Why bother adapting Anthony Burgess’s A Clockwork Orange after Kubrick? The author wasn’t happy with the film but as Stephen King’s dismal TV version of his own novel The Shining demonstrates, faithful doesn’t equal definitive. Add to the mix the tabloid scaremongering about copycat killings that saw Kubrick ban his film from being shown in the UK for three decades, and you are looking at a pretty steep cultural hill to climb.

And yet theatre-makers can’t help shoving on their hiking boots and giving it a go. Six months after Theatre Royal Stratford East staged a new version based on the film, the Arcola is playing host to this speedy, heavily stylized reworking of Burgess’s 50-year-old dystopian fable, which dispenses with Kubrick’s iconography to riff on the original text. In place of mascara-lined eyes and bowler hats, Volcano has focused on the demented warp and weave of the language spoken by 15-year-old Alex and his Droogs.

One reason for A Clockwork Orange’s current popularity is obvious: its vision of a society overrun with violent gangs and ruled over by a repressive government is irresistible as a mirror of post-riots Britain. But apart from a glancing reference to East London and a self-serving nature/nurture debate about punishment and treatment by Coalition types, Volcano backpedals on the obvious contemporary parallels.

The production doesn’t ignore the stink of economic deprivation that pervades the book’s landscape of rundown apartment blocks. But by indiscriminately sharing Alex’s voice between characters ranging from a Cockney and a public schoolboy to an American, it suggests that he is everywhere. The destruction and sexual violence that the Droogs leave in their wake can’t be conveniently traced back to a council estate.

The bar-coded white shirts worn by a five-strong cast contribute to an effectively Orwellian atmosphere of enforced conformity and hyper-surveillance. A bank of televisions at the back of the thrust stage reinforces this sense of scrutiny, intermittently flickering into life with bleak CCTV footage and surreal, disturbing images.

This stripped-back set design reflects director Paul Davies’s focus on letting Burgess’s language do the storytelling. From the first scene, in which an official viciously beats the teenaged Droogs for using ‘Slav’ slang, he takes the Cold War-ish paranoia of the grown-ups in the novella and turns it into a conflict between state and citizen in which language is a weapon and youth culture is the battleground.
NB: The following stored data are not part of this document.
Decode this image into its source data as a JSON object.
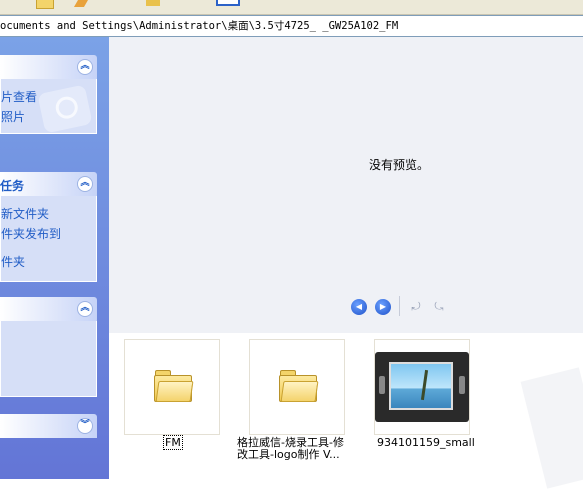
{
  "address": {
    "path": "ocuments and Settings\\Administrator\\桌面\\3.5寸4725_ _GW25A102_FM"
  },
  "sidebar": {
    "panels": [
      {
        "tasks": [
          "片查看",
          "照片"
        ]
      },
      {
        "title": "任务",
        "tasks": [
          "新文件夹",
          "件夹发布到",
          "件夹"
        ]
      },
      {
        "tasks": []
      },
      {
        "tasks": []
      }
    ]
  },
  "preview": {
    "message": "没有预览。"
  },
  "thumbnails": [
    {
      "type": "folder",
      "label": "FM"
    },
    {
      "type": "folder",
      "label_line1": "格拉威信-烧录工具-修",
      "label_line2": "改工具-logo制作 V..."
    },
    {
      "type": "image",
      "label": "934101159_small"
    }
  ],
  "colors": {
    "sidebar_gradient_top": "#7ba2e7",
    "sidebar_gradient_bottom": "#6375d6",
    "task_link": "#215dc6",
    "preview_bg": "#eff1f6"
  },
  "icons": {
    "chevron_up": "chevron-up-icon",
    "chevron_down": "chevron-down-icon",
    "prev": "previous-image-icon",
    "next": "next-image-icon",
    "rotate_cw": "rotate-clockwise-icon",
    "rotate_ccw": "rotate-counterclockwise-icon"
  }
}
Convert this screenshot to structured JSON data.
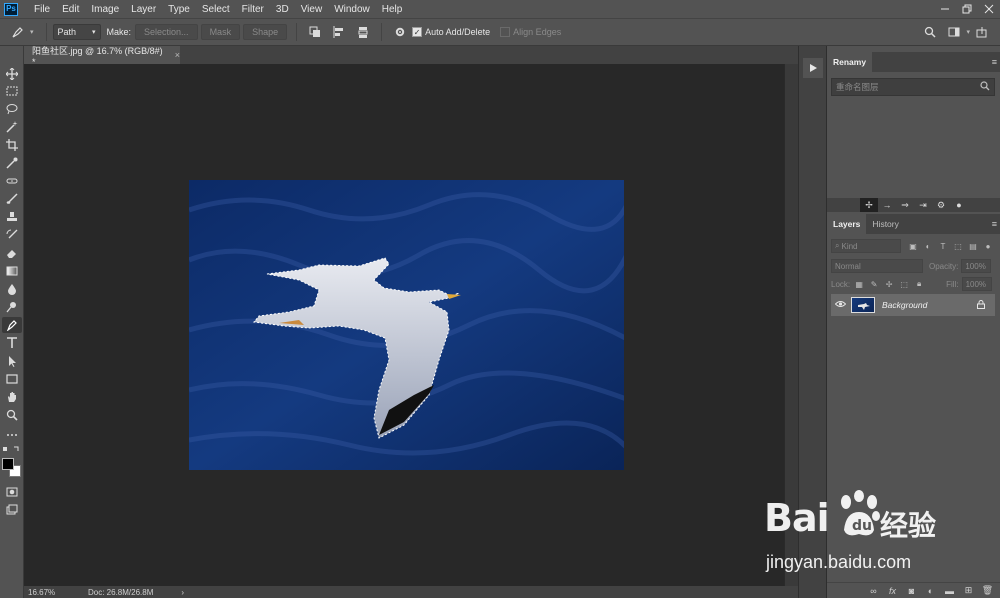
{
  "menubar": {
    "app_icon": "Ps",
    "items": [
      "File",
      "Edit",
      "Image",
      "Layer",
      "Type",
      "Select",
      "Filter",
      "3D",
      "View",
      "Window",
      "Help"
    ]
  },
  "optionsbar": {
    "mode": "Path",
    "make_label": "Make:",
    "selection_btn": "Selection...",
    "mask_btn": "Mask",
    "shape_btn": "Shape",
    "auto_add_delete": "Auto Add/Delete",
    "auto_add_delete_checked": true,
    "align_edges": "Align Edges",
    "align_edges_checked": false
  },
  "document": {
    "tab_title": "阳鱼社区.jpg @ 16.7% (RGB/8#) *",
    "close": "×"
  },
  "statusbar": {
    "zoom": "16.67%",
    "doc": "Doc: 26.8M/26.8M",
    "arrow": "›"
  },
  "renamy_panel": {
    "title": "Renamy",
    "search_placeholder": "重命名图层"
  },
  "layers_panel": {
    "tabs": [
      "Layers",
      "History"
    ],
    "active_tab": "Layers",
    "kind_label": "Kind",
    "blend_mode": "Normal",
    "opacity_label": "Opacity:",
    "opacity_value": "100%",
    "lock_label": "Lock:",
    "fill_label": "Fill:",
    "fill_value": "100%",
    "layers": [
      {
        "name": "Background",
        "visible": true,
        "locked": true
      }
    ]
  },
  "watermark": {
    "brand": "Bai",
    "brand2": "经验",
    "url": "jingyan.baidu.com"
  },
  "colors": {
    "ui_dark": "#282828",
    "ui_panel": "#535353",
    "ps_blue": "#31a8ff",
    "sea": "#12306b"
  }
}
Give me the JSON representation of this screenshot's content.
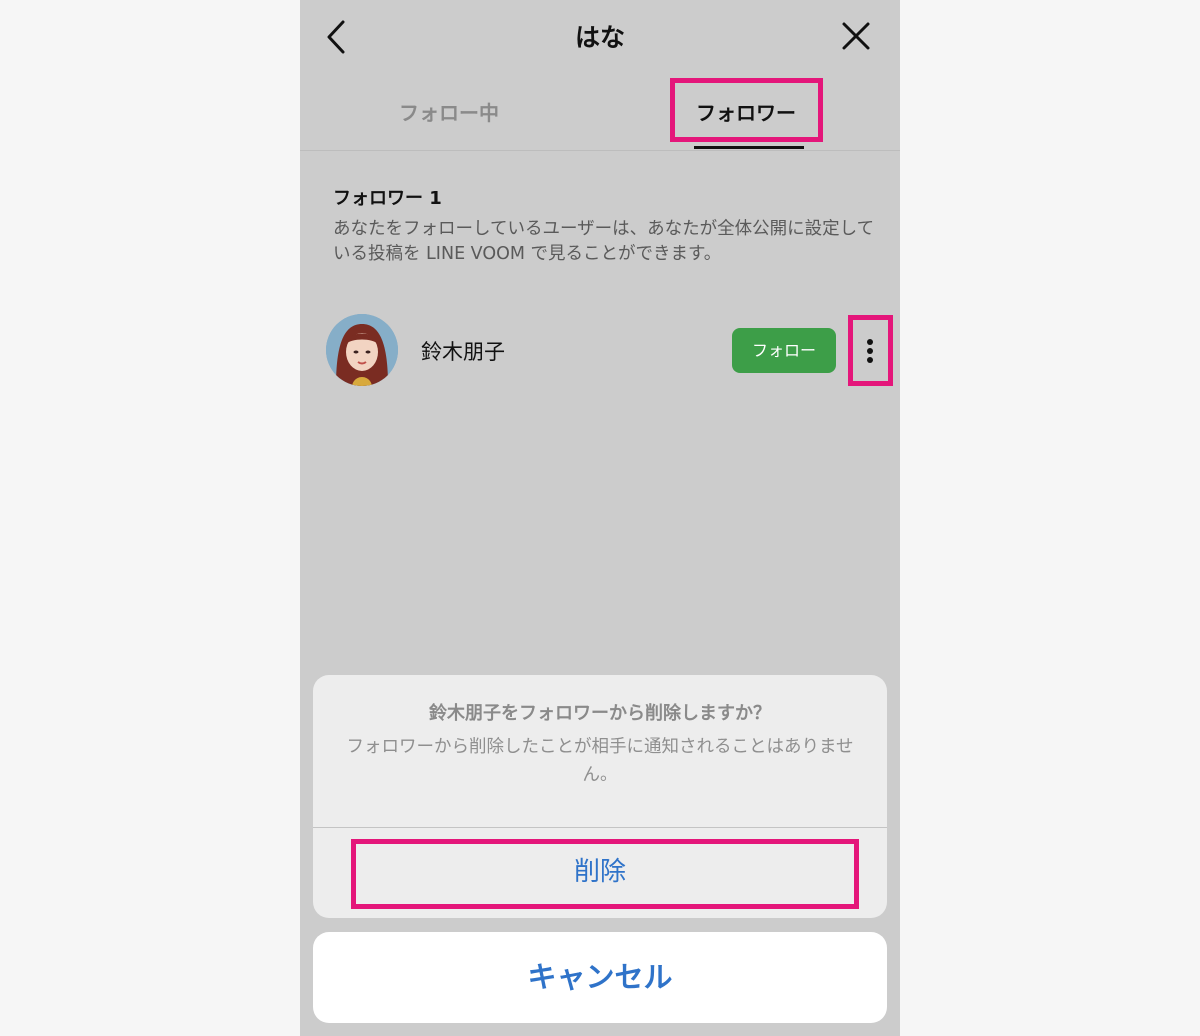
{
  "header": {
    "title": "はな"
  },
  "tabs": [
    {
      "label": "フォロー中",
      "selected": false
    },
    {
      "label": "フォロワー",
      "selected": true
    }
  ],
  "section": {
    "title": "フォロワー 1",
    "description": "あなたをフォローしているユーザーは、あなたが全体公開に設定している投稿を LINE VOOM で見ることができます。"
  },
  "followers": [
    {
      "name": "鈴木朋子",
      "follow_label": "フォロー"
    }
  ],
  "dialog": {
    "title": "鈴木朋子をフォロワーから削除しますか？",
    "message": "フォロワーから削除したことが相手に通知されることはありません。",
    "delete_label": "削除",
    "cancel_label": "キャンセル"
  },
  "colors": {
    "highlight": "#e4167a",
    "follow_button": "#3d9e48",
    "action_text": "#2f73c9"
  }
}
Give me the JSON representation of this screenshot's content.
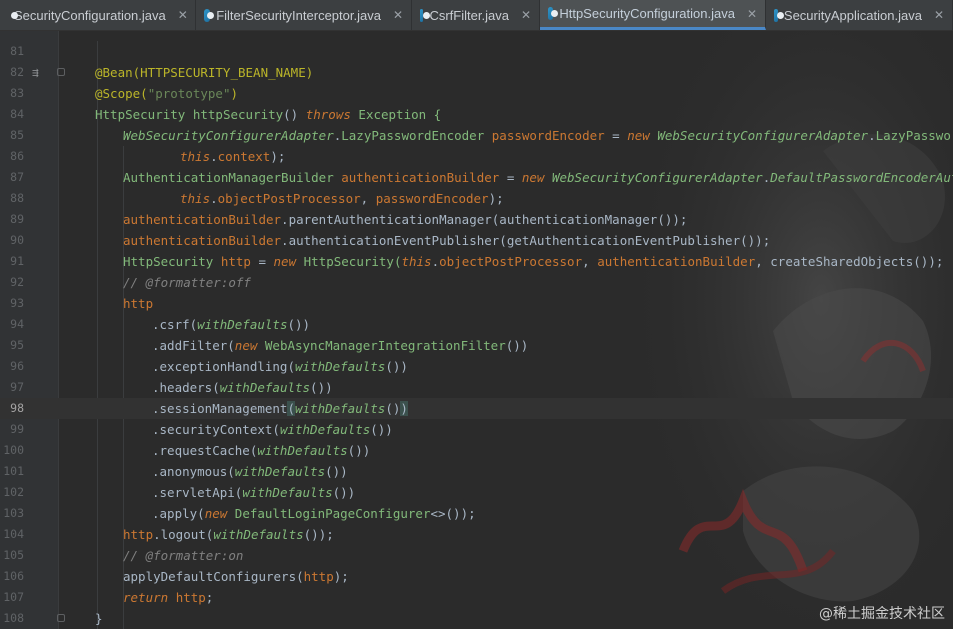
{
  "tabs": [
    {
      "label": "SecurityConfiguration.java",
      "active": false
    },
    {
      "label": "FilterSecurityInterceptor.java",
      "active": false
    },
    {
      "label": "CsrfFilter.java",
      "active": false
    },
    {
      "label": "HttpSecurityConfiguration.java",
      "active": true
    },
    {
      "label": "SecurityApplication.java",
      "active": false
    }
  ],
  "editor": {
    "current_line": "98",
    "lines": [
      {
        "n": "81"
      },
      {
        "n": "82"
      },
      {
        "n": "83"
      },
      {
        "n": "84"
      },
      {
        "n": "85"
      },
      {
        "n": "86"
      },
      {
        "n": "87"
      },
      {
        "n": "88"
      },
      {
        "n": "89"
      },
      {
        "n": "90"
      },
      {
        "n": "91"
      },
      {
        "n": "92"
      },
      {
        "n": "93"
      },
      {
        "n": "94"
      },
      {
        "n": "95"
      },
      {
        "n": "96"
      },
      {
        "n": "97"
      },
      {
        "n": "98"
      },
      {
        "n": "99"
      },
      {
        "n": "100"
      },
      {
        "n": "101"
      },
      {
        "n": "102"
      },
      {
        "n": "103"
      },
      {
        "n": "104"
      },
      {
        "n": "105"
      },
      {
        "n": "106"
      },
      {
        "n": "107"
      },
      {
        "n": "108"
      }
    ],
    "code": {
      "l82": [
        "@Bean(HTTPSECURITY_BEAN_NAME)"
      ],
      "l83": [
        "@Scope(",
        "\"prototype\"",
        ")"
      ],
      "l84": [
        "HttpSecurity ",
        "httpSecurity",
        "() ",
        "throws ",
        "Exception {"
      ],
      "l85": [
        "WebSecurityConfigurerAdapter",
        ".",
        "LazyPasswordEncoder ",
        "passwordEncoder",
        " = ",
        "new ",
        "WebSecurityConfigurerAdapter",
        ".",
        "LazyPasswordEncoder("
      ],
      "l86": [
        "this",
        ".",
        "context",
        ");"
      ],
      "l87": [
        "AuthenticationManagerBuilder ",
        "authenticationBuilder",
        " = ",
        "new ",
        "WebSecurityConfigurerAdapter",
        ".",
        "DefaultPasswordEncoderAuthenticationManagerBuilder("
      ],
      "l88": [
        "this",
        ".",
        "objectPostProcessor",
        ", ",
        "passwordEncoder",
        ");"
      ],
      "l89": [
        "authenticationBuilder",
        ".parentAuthenticationManager(authenticationManager());"
      ],
      "l90": [
        "authenticationBuilder",
        ".authenticationEventPublisher(getAuthenticationEventPublisher());"
      ],
      "l91": [
        "HttpSecurity ",
        "http",
        " = ",
        "new ",
        "HttpSecurity(",
        "this",
        ".",
        "objectPostProcessor",
        ", ",
        "authenticationBuilder",
        ", createSharedObjects());"
      ],
      "l92": [
        "// @formatter:off"
      ],
      "l93": [
        "http"
      ],
      "l94": [
        ".csrf(",
        "withDefaults",
        "())"
      ],
      "l95": [
        ".addFilter(",
        "new ",
        "WebAsyncManagerIntegrationFilter",
        "())"
      ],
      "l96": [
        ".exceptionHandling(",
        "withDefaults",
        "())"
      ],
      "l97": [
        ".headers(",
        "withDefaults",
        "())"
      ],
      "l98": [
        ".sessionManagement",
        "(",
        "withDefaults",
        "()",
        ")"
      ],
      "l99": [
        ".securityContext(",
        "withDefaults",
        "())"
      ],
      "l100": [
        ".requestCache(",
        "withDefaults",
        "())"
      ],
      "l101": [
        ".anonymous(",
        "withDefaults",
        "())"
      ],
      "l102": [
        ".servletApi(",
        "withDefaults",
        "())"
      ],
      "l103": [
        ".apply(",
        "new ",
        "DefaultLoginPageConfigurer",
        "<>());"
      ],
      "l104": [
        "http",
        ".logout(",
        "withDefaults",
        "());"
      ],
      "l105": [
        "// @formatter:on"
      ],
      "l106": [
        "applyDefaultConfigurers(",
        "http",
        ");"
      ],
      "l107": [
        "return ",
        "http",
        ";"
      ],
      "l108": [
        "}"
      ]
    }
  },
  "watermark": "@稀土掘金技术社区"
}
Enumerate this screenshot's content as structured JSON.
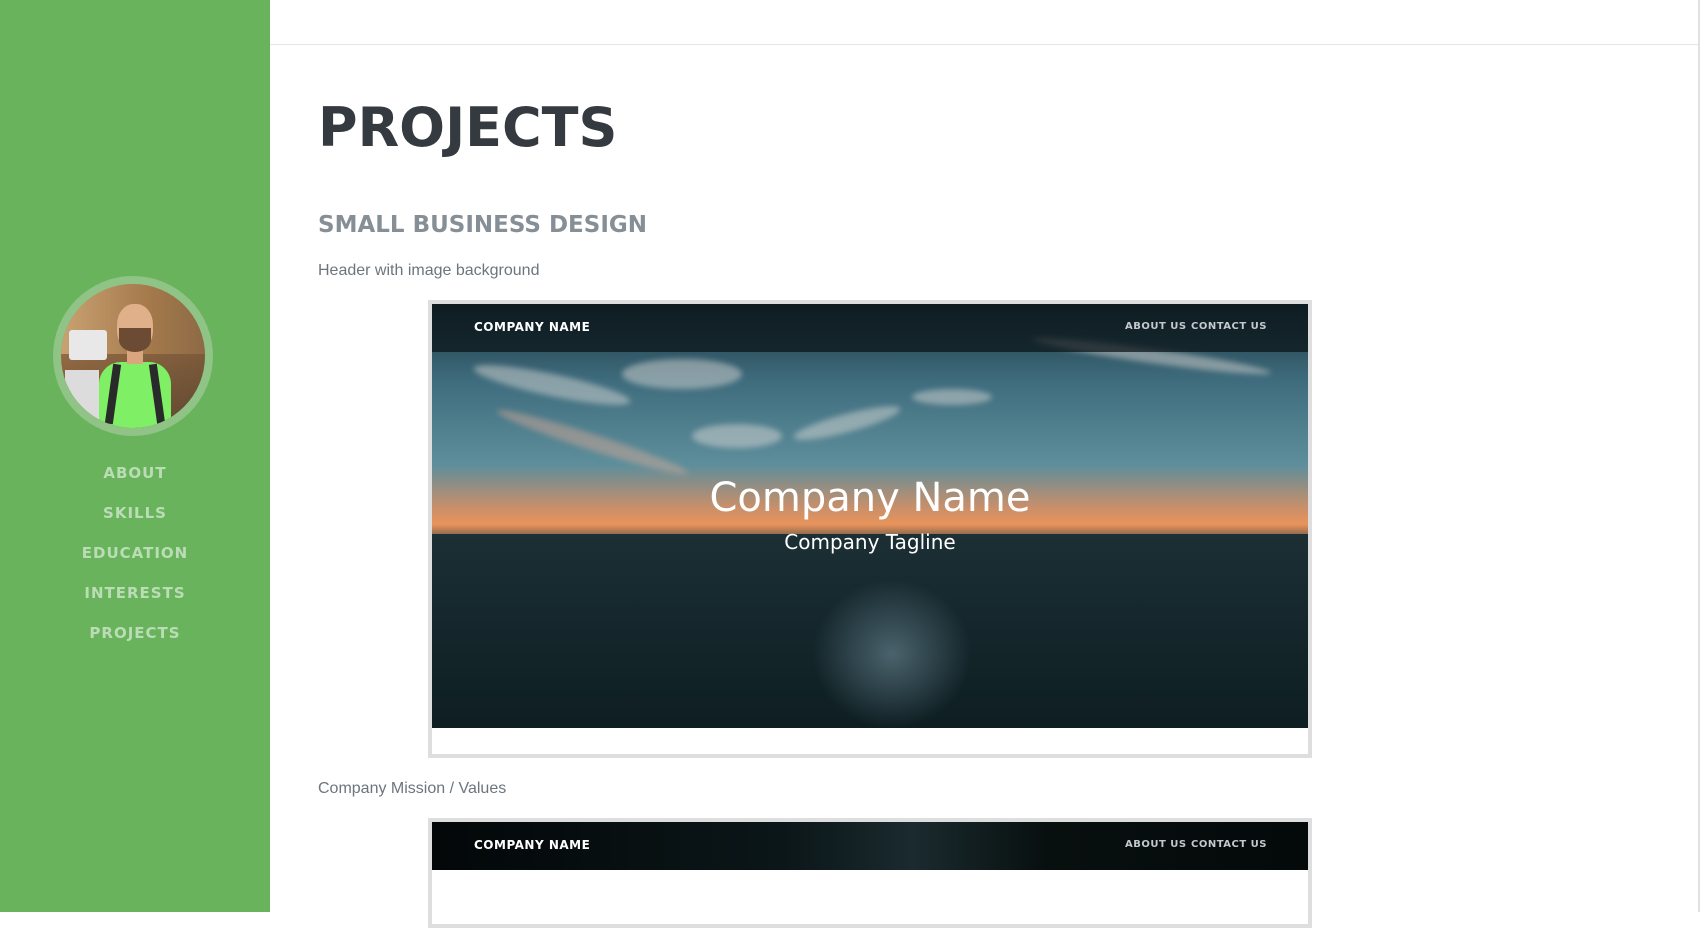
{
  "sidebar": {
    "background": "#68b35c",
    "avatar_alt": "profile photo",
    "items": [
      {
        "label": "ABOUT"
      },
      {
        "label": "SKILLS"
      },
      {
        "label": "EDUCATION"
      },
      {
        "label": "INTERESTS"
      },
      {
        "label": "PROJECTS"
      }
    ]
  },
  "main": {
    "page_title": "PROJECTS",
    "section_title": "SMALL BUSINESS DESIGN",
    "projects": [
      {
        "caption": "Header with image background",
        "preview": {
          "brand": "COMPANY NAME",
          "links": [
            "ABOUT US",
            "CONTACT US"
          ],
          "hero_title": "Company Name",
          "hero_tagline": "Company Tagline"
        }
      },
      {
        "caption": "Company Mission / Values",
        "preview": {
          "brand": "COMPANY NAME",
          "links": [
            "ABOUT US",
            "CONTACT US"
          ]
        }
      }
    ]
  },
  "colors": {
    "accent": "#68b35c",
    "title": "#343a40",
    "subtitle": "#868e96",
    "text": "#6c757d"
  }
}
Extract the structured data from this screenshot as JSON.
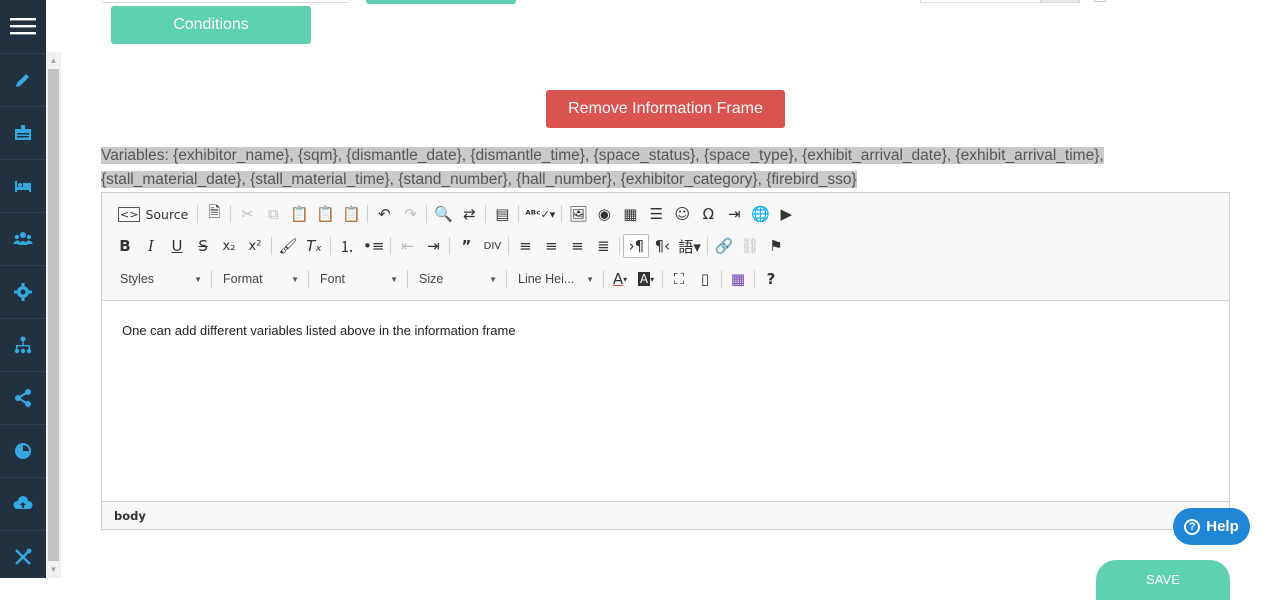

Davies has his ensemble toss chunks of Alex and his gang’s “nadsat” at us like grenades, which explode into jagged pieces of Russian and rhyming slang. Throughout, the cast give performances of electrifying intensity. They make no concession to plot or character, chucking lines between each other in a rush of noise and violence as if daring us to lose track. The effect is at times rebuffing, comic, exhilarating and exasperating.

Volcano occasionally missteps in its attempt to challenge us – particularly when it yokes Burgess’s densely constructed linguistic world to a self-conscious meta-theatricality that is more irritating than illuminating. The actors’ sardonic delivery of stage directions and occasional self-referential comment on their roles is a clumsy sneer on the face of a production capable of more interesting things.

While the Barbie dolls hacked to pieces as a backdrop to a brutal rape are jarringly symbolic, more successful is the way in which the actor playing Alex is commanded by another to continually repeat his attempted escape from the house of an old woman he has just murdered. This speeded up loop powerfully conveys the deadening cycle of violence that eventually leads to Alex’s imprisonment and the no less brutalising aversion therapy intended to make him a ‘better man’.

So, this ambitious if tonally uneven production suggests that there’s life after Kubrick. But although Volcano faithfully follows the novella’s trajectory up to and including the final chapter omitted in the film – where an older Alex grows tired of violence and looks forward to raising a child – it fundamentally fails to get grips with the ethical issues that give the book its unsettling potency. Is it better to be free to choose evil or to be compelled to be good? Where is the morality in treating humanity as a thing to be fine-tuned, like a clockwork orange? As Burgess’s Alex disappears as an anchor amid the sound and the fury and composite voices of this interpretation, we hear the questions but – crucially – do not feel their weight.